Evergreens are a natural for winter. You can usually find tiny ones at garden centers to use as centerpieces for a winter planting. While these beauties work well in containers all year in Zone 8 and warmer (and sometimes even in zones 6-7), they won’t last in cooler climates. They’ll look nice most of winter, but unless you try some good overwintering practices, they’re likely to brown and drop their needles come spring.
If you’re not keen on treating small evergreens more like annuals and replanting them each year, an alternative is to cut evergreen branches from around your garden and tuck them into the container’s soil. No evergreens around your house? You can always buy branches from a florist or a Christmas tree stand or farm. Nice additions to this arrangement include branches with bright berries, rose hips and pinecones. Around the holidays, add bits of holiday decorations, glass balls and even lights for a festive show.
Get your spring planters off to a roaring start with gorgeous bulbs. Tulips, daffodils and hyacinths are all top picks for containers. In warm climates (Zone 8 and warmer), plant pre-chilled bulbs in late winter or early spring to enjoy in a matter of weeks. In climates with milder winters (roughly Zone 7 and the Pacific Northwest), plant your bulbs in fall in containers just as you would directly in the ground. In cold-winter regions (Zone 6 and colder), it’s best to limit your bulb planting to the ground. For containers, just buy tulips and daffodils already in bloom at your garden center and plant those in your pots or window boxes, otherwise the bulbs will freeze solid and won’t bloom.
Other good spring planting options for containers include pansies and violas, which look great in pots and happily take an occasional dusting of unexpected snow. Annual primulas also do beautifully in spring pots.
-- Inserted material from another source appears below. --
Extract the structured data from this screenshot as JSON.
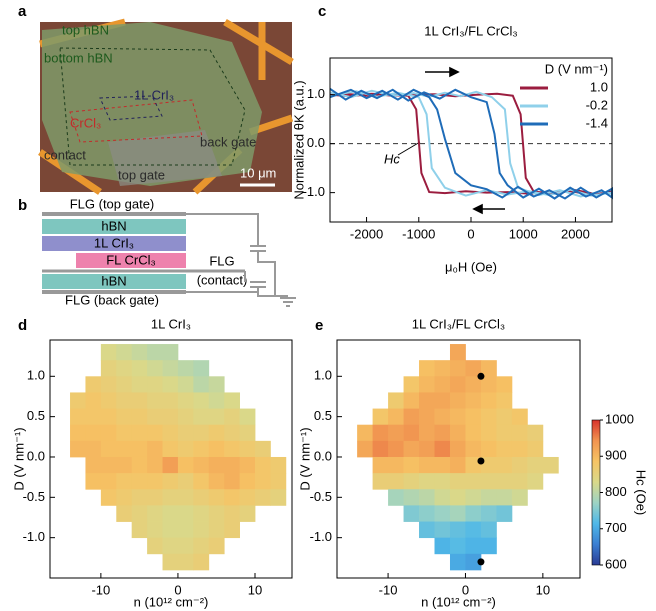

Most spring-blooming bulbs start to fade and brown after blooming for a few weeks, and many cold-tolerant annuals begin to wilt as temperatures regularly hit the 80s. When this happens, dig them up from the container and toss them in the compost heap. You’re ready for the next hit of seasonal color!
Options for summer containers are nearly limitless, since there’s such a huge array of plants that do well in the growing season’s heat. For the purposes of changing out containers, however, it’s easiest to choose warm-season annuals (those that won’t tolerate frost). So consider brightly colored marigolds, petunias, impatiens and annual salvias (among others).
Most of these annuals do beautifully until late summer or early autumn when the first frost hits. Once freezing temperatures start to damage your annuals, it’s time to pull them out and start over with another container of gorgeous fall color.
Whatever you plant, don’t just think of your decorative containers and window boxes as one-season wonders. No matter where you live, you can add beautiful selections to your pots and planters so you’ve got gorgeous plantings to look at every month of the year!